Javier Lopez: 1-0, 2.70: He doesn't throw enough strikes, and a lefty specialist who comes in and walks his lone batter is a useless as a Giambi without a chemistry set.
Kyle Snyder 4-5, 6.56: If only he hadn't sacrificed 7 miles per hour on his fastball to the blade of Dr. Andrews' knife. You can see why he was such a highly regarded prospect with Kansas City - his curveball is a legitimate out pitch, and his tailing changeup gives him decent secondary stuff - but unless he gets better command or regains a few m.p.h on the heater, he's nothing but an Arroyo wannabe.
Devern Hansack 1-1, 2.70: Well, that No-Hitter-With-An-Asterisk was certainly a hell of an audition for some role next season. Not only am I pulling for him, but having watched him pitch the Sea Dogs to the Eastern League title, I can say with a certain degree of confidence that he's got better stuff, command, and composure than quite a few established big league pitchers.
Kason Gabbard 1-3, 3.51: Another slopballing lefty who prays to the altar of Jamie Moyer. And yet . . . Jerry Remy is on record as being impressed with Gabbard, and he did pitch very well more often than not. I'm naturally skeptical of a guy who struggled for almost two full seasons in Double A, but he showed enough to earn a second job interview next spring.
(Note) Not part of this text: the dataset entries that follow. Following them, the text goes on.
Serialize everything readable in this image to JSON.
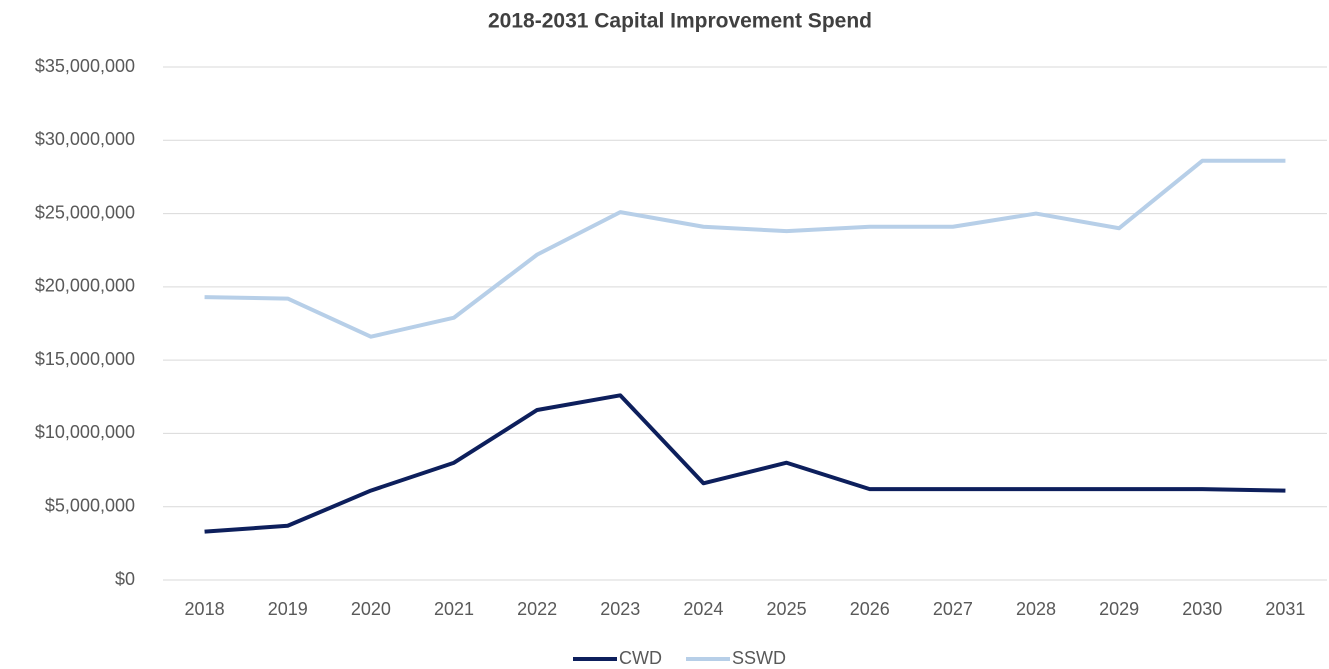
{
  "chart_data": {
    "type": "line",
    "title": "2018-2031 Capital Improvement Spend",
    "categories": [
      "2018",
      "2019",
      "2020",
      "2021",
      "2022",
      "2023",
      "2024",
      "2025",
      "2026",
      "2027",
      "2028",
      "2029",
      "2030",
      "2031"
    ],
    "series": [
      {
        "name": "CWD",
        "color": "#0d1f5c",
        "values": [
          3300000,
          3700000,
          6100000,
          8000000,
          11600000,
          12600000,
          6600000,
          8000000,
          6200000,
          6200000,
          6200000,
          6200000,
          6200000,
          6100000
        ]
      },
      {
        "name": "SSWD",
        "color": "#b7cfe8",
        "values": [
          19300000,
          19200000,
          16600000,
          17900000,
          22200000,
          25100000,
          24100000,
          23800000,
          24100000,
          24100000,
          25000000,
          24000000,
          28600000,
          28600000
        ]
      }
    ],
    "ylim": [
      0,
      35000000
    ],
    "yticks": [
      {
        "value": 0,
        "label": "$0"
      },
      {
        "value": 5000000,
        "label": "$5,000,000"
      },
      {
        "value": 10000000,
        "label": "$10,000,000"
      },
      {
        "value": 15000000,
        "label": "$15,000,000"
      },
      {
        "value": 20000000,
        "label": "$20,000,000"
      },
      {
        "value": 25000000,
        "label": "$25,000,000"
      },
      {
        "value": 30000000,
        "label": "$30,000,000"
      },
      {
        "value": 35000000,
        "label": "$35,000,000"
      }
    ],
    "grid": true,
    "legend": "bottom"
  }
}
OTHER SUSPECTS RUMORED TO BE PITCHERS
Mike Burns: Man, did the Pats show us something today or what? The whole Shutting Down An Offensive Juggernaut With a Shorthanded Defense was straight out of Belichick's 2003 championship blueprint, Maroney is an absolute beast, and Brady did his part to silence the shrill sky-is-falling nonsense from the Felgers of the world. Suddenly, I'm feeling very good about this team . . . and if you think I'm writing this because I wouldn't know Mike Burns if he ran off with my wife, you'd be correct.
Bryan Corey: He pitched well once earlier this season against the Sox while with Texas. So at least I can say I saw him pitch well once.
Kevin Jarvis: He didn't belong in the major leagues five years ago.
Lenny DiNardo: I'm beginning to think he has a lifetime contract as the 12th man on the staff. He's shown me nothing, and he has a World Series ring and some great tales as Bronson Arroyo's wingman to show for it.
Craig Breslow: He's better than Lopez. Then again, I think Tony Fossas would be an upgrade on both of them.